AMBUSHED by 5 BANDITS with M16s…and what I learnt

It was approaching dusk and we were almost there. Thirty more minutes and we’d be easing into the cool waves after a sweaty three hour drive to the white sandy beach in the Philippines. The four of us friends excited to get to the beach, took a short cut down a dirt road and through some sugar cane.

Half-way down the dirt road, a man with a red bandana over his face and an M16 machine gun emerged from the sugarcane and stood in the middle of the road. My friend slammed on the brakes and we screeched to a halt. Then another 4 bandits with their M16s surrounded the car.
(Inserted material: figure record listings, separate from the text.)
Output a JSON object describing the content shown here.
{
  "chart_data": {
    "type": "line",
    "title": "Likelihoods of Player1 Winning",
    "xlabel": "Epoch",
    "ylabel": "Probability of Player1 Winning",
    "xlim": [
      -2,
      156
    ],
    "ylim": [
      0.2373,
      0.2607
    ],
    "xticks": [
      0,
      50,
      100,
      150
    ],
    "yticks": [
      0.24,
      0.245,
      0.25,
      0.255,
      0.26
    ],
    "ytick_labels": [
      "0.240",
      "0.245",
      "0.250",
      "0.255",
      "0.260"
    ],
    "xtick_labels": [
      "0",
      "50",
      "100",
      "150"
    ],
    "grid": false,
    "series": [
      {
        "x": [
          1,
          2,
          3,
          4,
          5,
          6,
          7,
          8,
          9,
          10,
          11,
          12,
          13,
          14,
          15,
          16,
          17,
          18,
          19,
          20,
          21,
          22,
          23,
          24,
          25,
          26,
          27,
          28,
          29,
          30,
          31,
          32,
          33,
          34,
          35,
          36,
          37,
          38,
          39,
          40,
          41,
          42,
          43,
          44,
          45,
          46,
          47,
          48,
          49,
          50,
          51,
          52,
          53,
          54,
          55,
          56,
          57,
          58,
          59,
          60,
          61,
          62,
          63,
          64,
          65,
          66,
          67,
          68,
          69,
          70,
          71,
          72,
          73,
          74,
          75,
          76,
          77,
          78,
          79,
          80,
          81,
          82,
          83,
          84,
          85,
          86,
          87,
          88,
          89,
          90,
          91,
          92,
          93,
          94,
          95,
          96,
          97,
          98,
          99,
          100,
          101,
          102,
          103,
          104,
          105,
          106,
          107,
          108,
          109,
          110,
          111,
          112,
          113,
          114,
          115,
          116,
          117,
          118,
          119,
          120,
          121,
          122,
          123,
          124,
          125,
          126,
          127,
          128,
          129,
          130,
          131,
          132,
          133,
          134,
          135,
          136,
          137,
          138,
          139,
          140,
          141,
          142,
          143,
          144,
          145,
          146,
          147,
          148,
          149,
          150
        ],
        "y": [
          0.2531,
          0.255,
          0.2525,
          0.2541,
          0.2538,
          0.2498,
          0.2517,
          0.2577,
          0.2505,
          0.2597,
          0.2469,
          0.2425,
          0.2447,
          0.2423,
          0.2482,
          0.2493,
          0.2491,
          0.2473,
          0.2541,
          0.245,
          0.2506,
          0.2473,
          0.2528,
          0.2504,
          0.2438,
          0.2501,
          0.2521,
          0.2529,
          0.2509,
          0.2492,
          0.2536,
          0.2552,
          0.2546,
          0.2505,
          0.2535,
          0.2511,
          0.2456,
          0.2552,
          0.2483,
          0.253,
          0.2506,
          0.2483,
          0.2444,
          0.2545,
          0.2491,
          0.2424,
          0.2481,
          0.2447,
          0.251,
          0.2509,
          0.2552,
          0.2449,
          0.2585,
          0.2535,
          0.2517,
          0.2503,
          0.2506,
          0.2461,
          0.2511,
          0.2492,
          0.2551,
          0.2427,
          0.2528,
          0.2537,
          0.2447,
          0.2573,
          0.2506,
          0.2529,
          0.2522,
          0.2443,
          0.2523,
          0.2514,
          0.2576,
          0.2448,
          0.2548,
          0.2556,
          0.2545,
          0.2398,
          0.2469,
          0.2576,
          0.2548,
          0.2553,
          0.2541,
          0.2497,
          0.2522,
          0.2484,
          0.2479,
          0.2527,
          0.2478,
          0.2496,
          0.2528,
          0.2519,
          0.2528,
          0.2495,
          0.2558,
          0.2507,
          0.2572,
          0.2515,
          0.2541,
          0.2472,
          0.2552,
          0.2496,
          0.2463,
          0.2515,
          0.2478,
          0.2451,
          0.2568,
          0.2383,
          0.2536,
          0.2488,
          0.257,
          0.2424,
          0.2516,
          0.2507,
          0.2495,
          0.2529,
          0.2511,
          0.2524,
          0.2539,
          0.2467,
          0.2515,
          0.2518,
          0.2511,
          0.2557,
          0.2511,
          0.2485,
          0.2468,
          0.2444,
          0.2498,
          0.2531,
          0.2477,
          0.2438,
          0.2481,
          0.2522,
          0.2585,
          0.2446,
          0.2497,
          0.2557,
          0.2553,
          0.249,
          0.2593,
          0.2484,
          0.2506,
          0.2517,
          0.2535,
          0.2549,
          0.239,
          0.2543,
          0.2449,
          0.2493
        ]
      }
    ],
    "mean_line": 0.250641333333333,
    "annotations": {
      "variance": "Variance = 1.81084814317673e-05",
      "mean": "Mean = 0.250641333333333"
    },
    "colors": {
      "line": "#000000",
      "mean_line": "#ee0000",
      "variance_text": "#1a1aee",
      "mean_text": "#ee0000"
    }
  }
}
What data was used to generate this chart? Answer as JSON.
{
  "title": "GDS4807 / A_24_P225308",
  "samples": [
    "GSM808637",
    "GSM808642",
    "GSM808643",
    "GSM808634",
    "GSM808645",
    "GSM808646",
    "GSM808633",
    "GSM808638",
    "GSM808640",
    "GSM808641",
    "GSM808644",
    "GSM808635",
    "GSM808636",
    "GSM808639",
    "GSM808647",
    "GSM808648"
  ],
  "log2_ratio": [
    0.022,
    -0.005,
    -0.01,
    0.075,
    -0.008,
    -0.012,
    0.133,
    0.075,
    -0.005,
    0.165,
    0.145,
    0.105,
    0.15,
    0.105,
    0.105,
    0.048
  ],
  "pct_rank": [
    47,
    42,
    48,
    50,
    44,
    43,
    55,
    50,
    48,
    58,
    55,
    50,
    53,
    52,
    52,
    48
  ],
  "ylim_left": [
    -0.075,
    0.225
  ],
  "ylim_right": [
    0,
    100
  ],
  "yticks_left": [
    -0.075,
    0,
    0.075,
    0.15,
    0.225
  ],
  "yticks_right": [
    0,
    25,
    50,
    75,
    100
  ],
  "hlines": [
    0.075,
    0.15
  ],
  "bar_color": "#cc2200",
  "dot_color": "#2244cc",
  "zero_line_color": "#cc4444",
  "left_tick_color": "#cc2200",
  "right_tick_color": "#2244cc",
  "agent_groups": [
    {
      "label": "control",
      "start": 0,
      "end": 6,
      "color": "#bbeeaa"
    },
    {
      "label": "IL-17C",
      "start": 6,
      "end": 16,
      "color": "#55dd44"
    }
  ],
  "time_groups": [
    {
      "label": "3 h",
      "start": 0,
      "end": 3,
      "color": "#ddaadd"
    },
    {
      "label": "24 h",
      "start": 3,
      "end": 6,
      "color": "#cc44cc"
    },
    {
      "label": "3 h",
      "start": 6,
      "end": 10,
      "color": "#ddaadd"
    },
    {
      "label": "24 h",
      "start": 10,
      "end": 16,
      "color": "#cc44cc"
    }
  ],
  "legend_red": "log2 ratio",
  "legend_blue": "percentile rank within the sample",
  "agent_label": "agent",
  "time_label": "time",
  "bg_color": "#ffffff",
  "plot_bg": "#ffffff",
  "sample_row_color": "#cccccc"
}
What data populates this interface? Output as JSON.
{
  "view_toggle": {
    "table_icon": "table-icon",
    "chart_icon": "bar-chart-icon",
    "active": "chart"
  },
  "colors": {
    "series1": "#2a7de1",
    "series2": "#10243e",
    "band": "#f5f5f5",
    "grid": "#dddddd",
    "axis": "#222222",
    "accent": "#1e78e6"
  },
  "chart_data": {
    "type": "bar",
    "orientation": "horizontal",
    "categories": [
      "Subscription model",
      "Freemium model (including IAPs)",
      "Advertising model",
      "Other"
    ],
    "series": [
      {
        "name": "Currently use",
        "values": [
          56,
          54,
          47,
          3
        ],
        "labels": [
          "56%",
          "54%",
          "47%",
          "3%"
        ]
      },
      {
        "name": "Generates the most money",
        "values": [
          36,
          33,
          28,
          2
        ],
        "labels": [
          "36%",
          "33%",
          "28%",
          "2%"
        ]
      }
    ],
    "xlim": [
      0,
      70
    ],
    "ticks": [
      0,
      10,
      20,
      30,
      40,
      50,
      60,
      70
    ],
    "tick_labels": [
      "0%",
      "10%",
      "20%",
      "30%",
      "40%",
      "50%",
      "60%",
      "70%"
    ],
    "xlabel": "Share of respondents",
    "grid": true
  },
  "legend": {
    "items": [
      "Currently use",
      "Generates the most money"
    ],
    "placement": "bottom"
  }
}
What happened next was not what I expected.

My friend put MY window down to negotiate with the bandits.

“Yeah, great. Thanks very much mate” I thought as I turned to look down the barrel of the gun. My friend’s rationale after the fact was to let the foreign guy do the negotiating.

Fortunately for me and my friends, the bandits were polite (complete with gun in my face) and said in broken English “sorry to bother you but we are asking for Christmas donation”. Being nineteen year old University students, we didn’t have much but we all emptied our wallets (equivalent to a few dollars each) and I collected the handful of crumpled notes and handed them to the bandit. He distributed the spoils with his friends, said “thank you” with a smile and then disappeared like ninja into the sugarcane.

You know those moments where you don’t know whether to laugh at the ridiculously surreal situation you have found yourself in? Or to breakdown due to the overwhelming realisation that things could have been so much worse?

*Side note – one week later on that same holiday, the 8 seater light aircraft we were in stalled and fell out of the sky onto the runway with a bang. That day we had also narrowly missed a truck and flipped on a tricycle (motorcycle with a sidecar – I wasn’t driving) landing on our heads.

What I learnt:

  • Three near misses on this one holiday gave me a profound sense of GRATITUDE to this day.
  • Being half-Filipino I love the Philippines…but occasionally, the path less travelled through the sugarcane is not the smartest idea.
  • This experience would help me put things in perspective years later when faced with corporate “disasters”.

Q. Where have you had a difficult time and how have you used this to help you alter your perspective in the workplace?